Much has been made of the United States’ isolationist position regarding climate change at the recent G-20 summit. At the gathering of the national governments of the twenty largest economies on earth, nineteen spurned the United States and endorsed the Paris Accord.
Nevertheless, that was solely a political event. What about the business community? Will private corporations throughout the worlds’ leading economies spurn the U.S. market as well?
The jury is still out on that question, but a few days ago, one global financial organization offered an implicit response. Manulife, the insurance company and financial services organization that is headquartered in Canada, indicated that it is interested in spinning off its John Hancock subsidiary.

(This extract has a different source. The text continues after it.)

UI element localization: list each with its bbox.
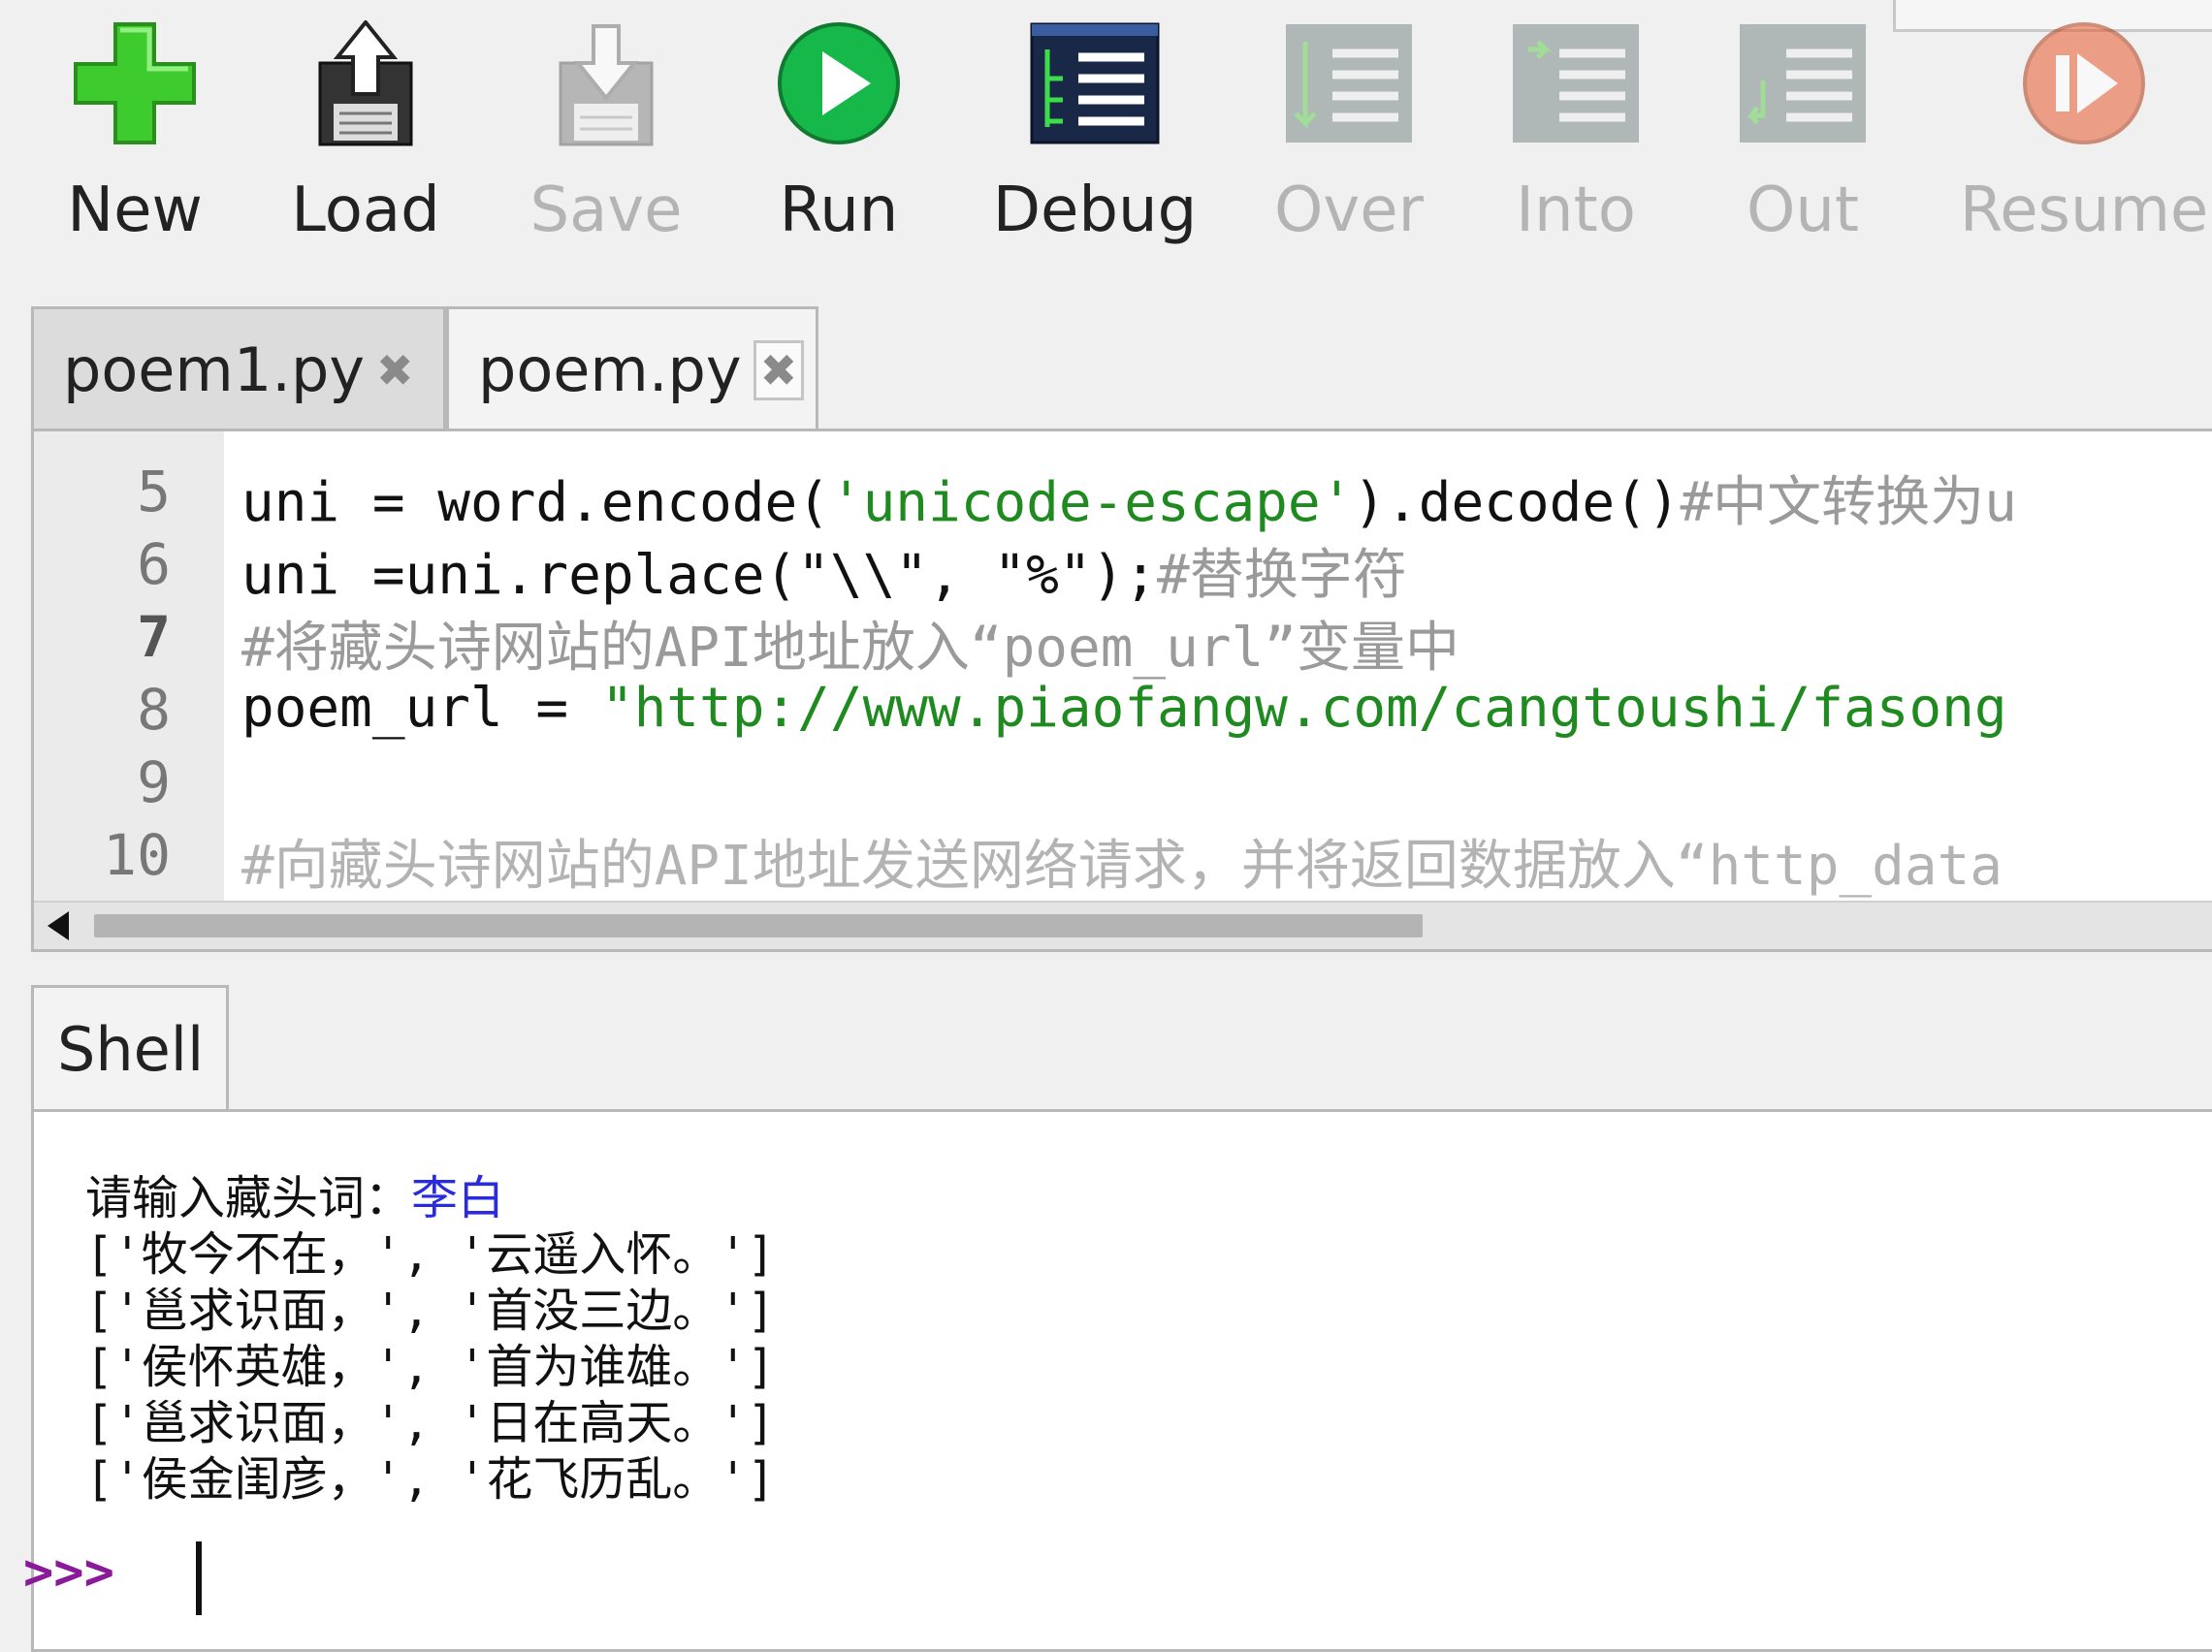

Manulife acquired the Boston-based John Hancock in 2004 to gain access to the United States financial services market. After thirteen years of disappointing returns, it is apparently considering a withdrawal from the U.S. market to focus on more promising opportunities elsewhere.
Where? They haven’t publicly declared their intentions. But Dow Jones reported that “the Canadian insurer is instead focusing on expanding in Asia.”
Dow Jones also reported that the spinoff transaction is being considered after “some months of work by investment bank Morgan Stanley to sell pieces or all of the John Hancock unit.” Apparently, these assets failed to prove attractive to potential buyers.
The Manulife story raises the possibility that global investors and businesses are no longer flocking to the shores of the United States to purchase its corporate assets. Is it possible that the current political environment in Washington DC is contributing to their disinterest?